While the Canadian health care system is not on the table in this country and is not what I would like to see, the scare stories from the right are still ridiculous. Conservatives attack the Democratic proposals, which are quite conservative when compared to the health care plan in Canada, with warnings of becoming like Canada. An op-ed in The Ottawa Citizen provides a reality check, beginning with the title and subtitle: A reality check on a reality check. For years, Canadians have feared the American health care system; now Americans are being told to fear ours.
The column proceeds to debunk claims about a case used by conservatives as an example of Canadian care and compares this with actual health care in the United States:
Holmes has become the darling of conservatives and the stop-public-health-care movement in the United States. She’s testified before Congress, been on Fox TV as well as CNN, and her story is retold on hundreds of right wing blogs. She’s now doing a nasty TV ad for Patients United Now, a Republican-led group opposed to Obama’s reforms. You can see the ad at www.patientsunitednow.com. The group is spending almost $2 million on it to target politicians in Washington.

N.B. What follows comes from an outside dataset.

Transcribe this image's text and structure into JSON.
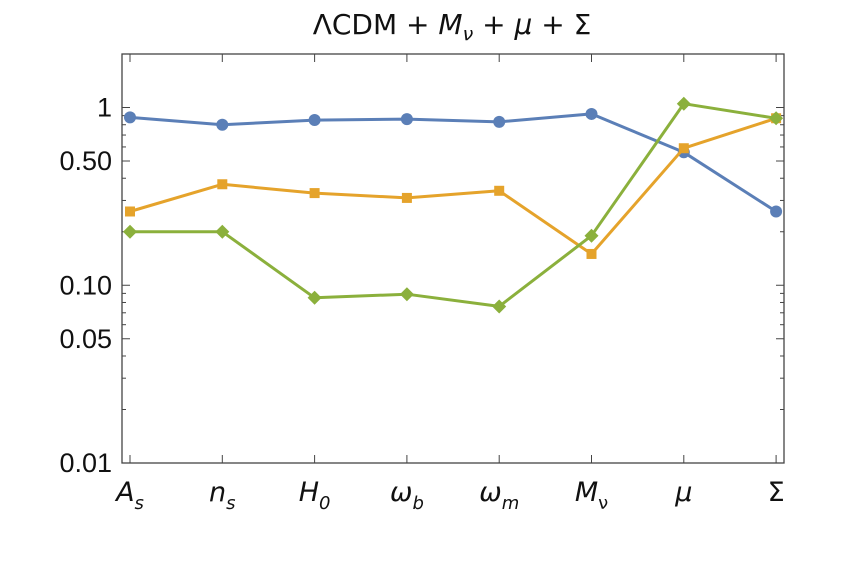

For a person living with cancer, the idea that someone’s care could be unreasonably delayed is truly scary. It also doesn’t reflect the experience I’ve had or the experiences that have been shared with me by so many other patients. Even CNN interviewed Doug Wright, a more typical patient in Toronto who is receiving very speedy treatment for his cancer.

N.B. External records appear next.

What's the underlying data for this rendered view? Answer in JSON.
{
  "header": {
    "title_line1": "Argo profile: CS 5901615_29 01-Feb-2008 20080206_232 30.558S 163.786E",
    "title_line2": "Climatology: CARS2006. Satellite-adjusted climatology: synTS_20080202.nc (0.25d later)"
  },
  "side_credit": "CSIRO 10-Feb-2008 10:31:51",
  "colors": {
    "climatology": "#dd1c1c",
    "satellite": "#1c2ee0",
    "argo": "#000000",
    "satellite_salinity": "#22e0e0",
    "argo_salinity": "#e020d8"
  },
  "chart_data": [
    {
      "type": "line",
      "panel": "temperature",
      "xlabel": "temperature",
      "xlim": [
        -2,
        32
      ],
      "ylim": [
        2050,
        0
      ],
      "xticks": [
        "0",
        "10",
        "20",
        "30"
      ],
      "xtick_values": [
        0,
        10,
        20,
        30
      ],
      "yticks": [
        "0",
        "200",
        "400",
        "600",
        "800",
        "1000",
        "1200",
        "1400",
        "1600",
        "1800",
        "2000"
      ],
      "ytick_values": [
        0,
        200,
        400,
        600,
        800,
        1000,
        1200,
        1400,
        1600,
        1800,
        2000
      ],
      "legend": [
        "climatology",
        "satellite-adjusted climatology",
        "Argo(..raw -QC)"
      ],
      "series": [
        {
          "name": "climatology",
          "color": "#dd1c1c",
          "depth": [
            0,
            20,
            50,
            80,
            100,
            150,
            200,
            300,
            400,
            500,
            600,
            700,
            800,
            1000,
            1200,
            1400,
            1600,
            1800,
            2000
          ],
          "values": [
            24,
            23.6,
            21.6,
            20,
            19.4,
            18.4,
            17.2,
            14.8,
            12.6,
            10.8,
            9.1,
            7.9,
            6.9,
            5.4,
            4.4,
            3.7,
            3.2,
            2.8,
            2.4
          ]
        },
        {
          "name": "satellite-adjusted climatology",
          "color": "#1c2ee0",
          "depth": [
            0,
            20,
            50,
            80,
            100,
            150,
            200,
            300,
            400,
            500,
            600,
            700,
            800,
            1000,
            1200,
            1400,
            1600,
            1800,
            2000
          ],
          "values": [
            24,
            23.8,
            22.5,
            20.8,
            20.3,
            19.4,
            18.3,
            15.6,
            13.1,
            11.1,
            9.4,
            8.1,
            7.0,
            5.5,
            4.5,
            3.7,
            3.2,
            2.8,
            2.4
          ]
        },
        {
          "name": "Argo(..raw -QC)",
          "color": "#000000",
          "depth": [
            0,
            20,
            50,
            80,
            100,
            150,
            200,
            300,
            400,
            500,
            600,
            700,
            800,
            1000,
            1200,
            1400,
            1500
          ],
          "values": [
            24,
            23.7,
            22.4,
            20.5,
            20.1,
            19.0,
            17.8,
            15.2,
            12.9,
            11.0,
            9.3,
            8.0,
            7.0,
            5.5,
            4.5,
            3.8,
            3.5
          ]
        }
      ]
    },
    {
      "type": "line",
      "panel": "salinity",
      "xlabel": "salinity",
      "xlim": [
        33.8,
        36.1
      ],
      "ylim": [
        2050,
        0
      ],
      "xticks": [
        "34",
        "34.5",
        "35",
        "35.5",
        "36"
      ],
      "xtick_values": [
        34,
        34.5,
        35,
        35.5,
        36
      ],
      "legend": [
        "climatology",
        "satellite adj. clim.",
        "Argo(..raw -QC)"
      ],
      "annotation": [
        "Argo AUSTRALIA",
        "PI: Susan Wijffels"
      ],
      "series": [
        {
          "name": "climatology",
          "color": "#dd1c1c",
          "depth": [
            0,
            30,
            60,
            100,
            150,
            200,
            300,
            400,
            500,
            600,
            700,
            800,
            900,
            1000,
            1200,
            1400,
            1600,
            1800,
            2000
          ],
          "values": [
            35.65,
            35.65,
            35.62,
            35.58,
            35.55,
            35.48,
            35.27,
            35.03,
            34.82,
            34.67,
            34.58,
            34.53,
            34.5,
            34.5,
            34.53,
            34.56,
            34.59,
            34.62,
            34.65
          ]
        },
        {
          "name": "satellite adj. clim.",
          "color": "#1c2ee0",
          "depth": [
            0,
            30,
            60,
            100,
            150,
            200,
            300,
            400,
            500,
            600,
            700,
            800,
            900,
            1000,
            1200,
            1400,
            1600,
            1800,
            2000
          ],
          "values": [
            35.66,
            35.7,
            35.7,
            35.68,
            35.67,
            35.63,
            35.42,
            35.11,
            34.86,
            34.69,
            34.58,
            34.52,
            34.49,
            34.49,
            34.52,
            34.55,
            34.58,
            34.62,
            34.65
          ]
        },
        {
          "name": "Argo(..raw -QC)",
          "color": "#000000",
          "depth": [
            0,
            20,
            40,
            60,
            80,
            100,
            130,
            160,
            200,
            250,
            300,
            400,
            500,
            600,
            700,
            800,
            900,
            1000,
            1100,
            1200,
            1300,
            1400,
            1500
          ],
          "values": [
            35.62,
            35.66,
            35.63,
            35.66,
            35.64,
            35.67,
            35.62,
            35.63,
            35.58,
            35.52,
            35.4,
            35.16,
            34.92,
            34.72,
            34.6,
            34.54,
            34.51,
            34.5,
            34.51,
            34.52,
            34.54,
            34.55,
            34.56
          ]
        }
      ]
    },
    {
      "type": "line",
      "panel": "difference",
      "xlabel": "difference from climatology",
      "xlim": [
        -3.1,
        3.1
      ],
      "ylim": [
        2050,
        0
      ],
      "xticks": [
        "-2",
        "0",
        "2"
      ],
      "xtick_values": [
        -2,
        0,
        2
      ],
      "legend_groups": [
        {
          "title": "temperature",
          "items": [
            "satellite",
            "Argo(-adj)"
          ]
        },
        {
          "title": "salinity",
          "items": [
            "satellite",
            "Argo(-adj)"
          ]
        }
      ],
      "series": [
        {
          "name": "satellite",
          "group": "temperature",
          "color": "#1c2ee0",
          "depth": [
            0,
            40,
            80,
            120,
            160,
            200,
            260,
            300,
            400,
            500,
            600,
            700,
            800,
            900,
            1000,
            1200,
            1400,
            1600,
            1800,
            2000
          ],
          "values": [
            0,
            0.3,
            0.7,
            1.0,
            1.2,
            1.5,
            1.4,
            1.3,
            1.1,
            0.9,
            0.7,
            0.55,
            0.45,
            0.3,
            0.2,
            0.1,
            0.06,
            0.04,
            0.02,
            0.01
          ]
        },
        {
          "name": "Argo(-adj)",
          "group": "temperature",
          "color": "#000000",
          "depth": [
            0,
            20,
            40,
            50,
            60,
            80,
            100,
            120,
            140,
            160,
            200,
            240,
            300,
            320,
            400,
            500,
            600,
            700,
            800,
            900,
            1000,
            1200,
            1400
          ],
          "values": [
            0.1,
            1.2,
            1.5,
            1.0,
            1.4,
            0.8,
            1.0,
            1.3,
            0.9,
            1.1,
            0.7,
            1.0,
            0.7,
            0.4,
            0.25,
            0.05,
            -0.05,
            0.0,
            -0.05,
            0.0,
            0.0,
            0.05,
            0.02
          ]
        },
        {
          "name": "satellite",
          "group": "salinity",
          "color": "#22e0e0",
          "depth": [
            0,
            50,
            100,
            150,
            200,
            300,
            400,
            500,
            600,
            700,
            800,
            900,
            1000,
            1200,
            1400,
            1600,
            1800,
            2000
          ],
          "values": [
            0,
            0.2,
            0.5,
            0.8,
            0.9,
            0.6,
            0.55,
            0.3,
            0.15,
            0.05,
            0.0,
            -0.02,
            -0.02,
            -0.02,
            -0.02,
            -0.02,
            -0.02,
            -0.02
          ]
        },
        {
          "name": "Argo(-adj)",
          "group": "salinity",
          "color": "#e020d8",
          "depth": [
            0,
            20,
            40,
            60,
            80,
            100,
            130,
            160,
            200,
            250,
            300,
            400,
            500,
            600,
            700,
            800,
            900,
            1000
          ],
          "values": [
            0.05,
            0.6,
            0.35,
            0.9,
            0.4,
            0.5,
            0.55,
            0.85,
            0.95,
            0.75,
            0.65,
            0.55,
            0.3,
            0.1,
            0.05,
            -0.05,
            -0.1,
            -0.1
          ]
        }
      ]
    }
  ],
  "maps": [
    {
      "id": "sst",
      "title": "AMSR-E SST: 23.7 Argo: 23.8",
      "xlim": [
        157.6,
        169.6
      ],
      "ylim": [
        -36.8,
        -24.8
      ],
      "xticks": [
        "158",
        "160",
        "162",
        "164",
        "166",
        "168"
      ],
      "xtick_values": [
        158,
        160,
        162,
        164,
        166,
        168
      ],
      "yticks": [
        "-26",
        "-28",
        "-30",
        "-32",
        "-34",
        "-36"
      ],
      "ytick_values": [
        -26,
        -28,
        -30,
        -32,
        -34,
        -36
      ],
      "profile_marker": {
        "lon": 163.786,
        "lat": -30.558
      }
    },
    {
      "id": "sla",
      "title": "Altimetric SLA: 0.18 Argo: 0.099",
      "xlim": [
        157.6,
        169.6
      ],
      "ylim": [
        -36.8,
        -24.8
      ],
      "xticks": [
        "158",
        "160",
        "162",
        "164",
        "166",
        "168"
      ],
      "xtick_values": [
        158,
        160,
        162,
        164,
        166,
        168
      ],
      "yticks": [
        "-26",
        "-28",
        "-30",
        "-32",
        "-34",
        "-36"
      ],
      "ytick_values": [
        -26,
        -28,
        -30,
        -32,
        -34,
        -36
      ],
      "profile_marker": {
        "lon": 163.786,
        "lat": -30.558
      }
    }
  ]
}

Still, I found Holmes tale both compelling and troubling. So I decided to check a little further. On the Mayo Clinic’s website, Shona Holmes is a success story. But it’s somewhat different story than all the headlines might have implied. Holmes’ “brain tumour” was actually a Rathke’s Cleft Cyst on her pituitary gland. To quote an American source, the John Wayne Cancer Center, “Rathke’s Cleft Cysts are not true tumors or neoplasms; instead they are benign cysts.”
There’s no doubt Holmes had a problem that needed treatment, and she was given appointments with the appropriate specialists in Ontario. She chose not to wait the few months to see them. But it’s a far cry from the life-or-death picture portrayed by Holmes on the TV ads or by McConnell in his attacks.

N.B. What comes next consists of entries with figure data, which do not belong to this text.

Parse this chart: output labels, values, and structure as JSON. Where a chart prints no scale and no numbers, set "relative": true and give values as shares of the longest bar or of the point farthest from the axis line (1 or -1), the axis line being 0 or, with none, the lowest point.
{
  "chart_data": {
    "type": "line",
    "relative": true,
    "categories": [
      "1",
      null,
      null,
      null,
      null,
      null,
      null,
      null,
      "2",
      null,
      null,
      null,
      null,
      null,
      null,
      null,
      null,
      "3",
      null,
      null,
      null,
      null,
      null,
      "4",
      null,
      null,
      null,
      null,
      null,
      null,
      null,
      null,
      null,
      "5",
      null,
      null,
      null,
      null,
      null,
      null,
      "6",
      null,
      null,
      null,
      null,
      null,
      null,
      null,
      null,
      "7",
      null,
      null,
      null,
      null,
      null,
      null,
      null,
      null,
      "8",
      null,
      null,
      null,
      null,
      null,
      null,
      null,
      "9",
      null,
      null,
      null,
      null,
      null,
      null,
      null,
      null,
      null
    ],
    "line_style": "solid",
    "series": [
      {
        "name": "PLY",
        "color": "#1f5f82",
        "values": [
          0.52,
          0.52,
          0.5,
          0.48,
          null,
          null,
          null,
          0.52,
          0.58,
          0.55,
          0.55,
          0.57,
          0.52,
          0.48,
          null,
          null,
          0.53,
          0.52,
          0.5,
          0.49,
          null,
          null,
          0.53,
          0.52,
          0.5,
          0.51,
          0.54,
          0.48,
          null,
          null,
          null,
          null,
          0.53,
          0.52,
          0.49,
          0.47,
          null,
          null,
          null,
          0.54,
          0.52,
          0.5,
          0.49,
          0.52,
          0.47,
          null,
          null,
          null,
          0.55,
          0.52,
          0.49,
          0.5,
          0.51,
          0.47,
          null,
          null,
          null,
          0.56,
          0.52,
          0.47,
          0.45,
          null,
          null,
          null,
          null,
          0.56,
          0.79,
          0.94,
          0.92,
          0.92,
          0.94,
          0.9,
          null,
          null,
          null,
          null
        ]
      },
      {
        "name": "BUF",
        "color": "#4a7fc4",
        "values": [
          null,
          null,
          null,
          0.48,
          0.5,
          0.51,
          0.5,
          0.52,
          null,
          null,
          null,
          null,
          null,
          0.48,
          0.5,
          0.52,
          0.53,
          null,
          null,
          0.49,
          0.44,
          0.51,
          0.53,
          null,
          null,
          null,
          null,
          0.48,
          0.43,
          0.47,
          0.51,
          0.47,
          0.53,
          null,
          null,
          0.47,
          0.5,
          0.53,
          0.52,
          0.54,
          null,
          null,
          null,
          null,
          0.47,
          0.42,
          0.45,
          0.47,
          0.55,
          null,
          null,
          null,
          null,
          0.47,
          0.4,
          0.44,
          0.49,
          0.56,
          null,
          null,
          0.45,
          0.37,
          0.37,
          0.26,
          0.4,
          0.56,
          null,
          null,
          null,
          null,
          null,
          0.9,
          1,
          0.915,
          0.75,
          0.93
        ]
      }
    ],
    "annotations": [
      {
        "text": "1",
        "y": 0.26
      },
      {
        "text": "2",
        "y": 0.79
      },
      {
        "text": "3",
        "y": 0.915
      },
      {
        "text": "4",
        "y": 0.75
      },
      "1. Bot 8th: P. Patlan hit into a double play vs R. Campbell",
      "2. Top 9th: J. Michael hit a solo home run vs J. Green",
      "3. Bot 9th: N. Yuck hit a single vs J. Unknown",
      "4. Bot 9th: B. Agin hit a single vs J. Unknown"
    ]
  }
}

In Senator McConnell’s home state of Kentucky, one out of three people under age 65 do not have any health insurance. They don’t have to worry about wait times for hip or knee replacement or cancer surgery — they can’t get care. The media household income in Kentucky is $37,186 — not quite enough for the $97,000 bill at the Mayo Clinic. CNN didn’t mention that in its “Reality Check.”
As the debate on health care reform heats up the United States, it seems certain that Canada’s public health care system will be used, or more accurately misused, in the battle for hearts and minds. For years, Canadians have feared the American health care system; now Americans are being told to fear ours.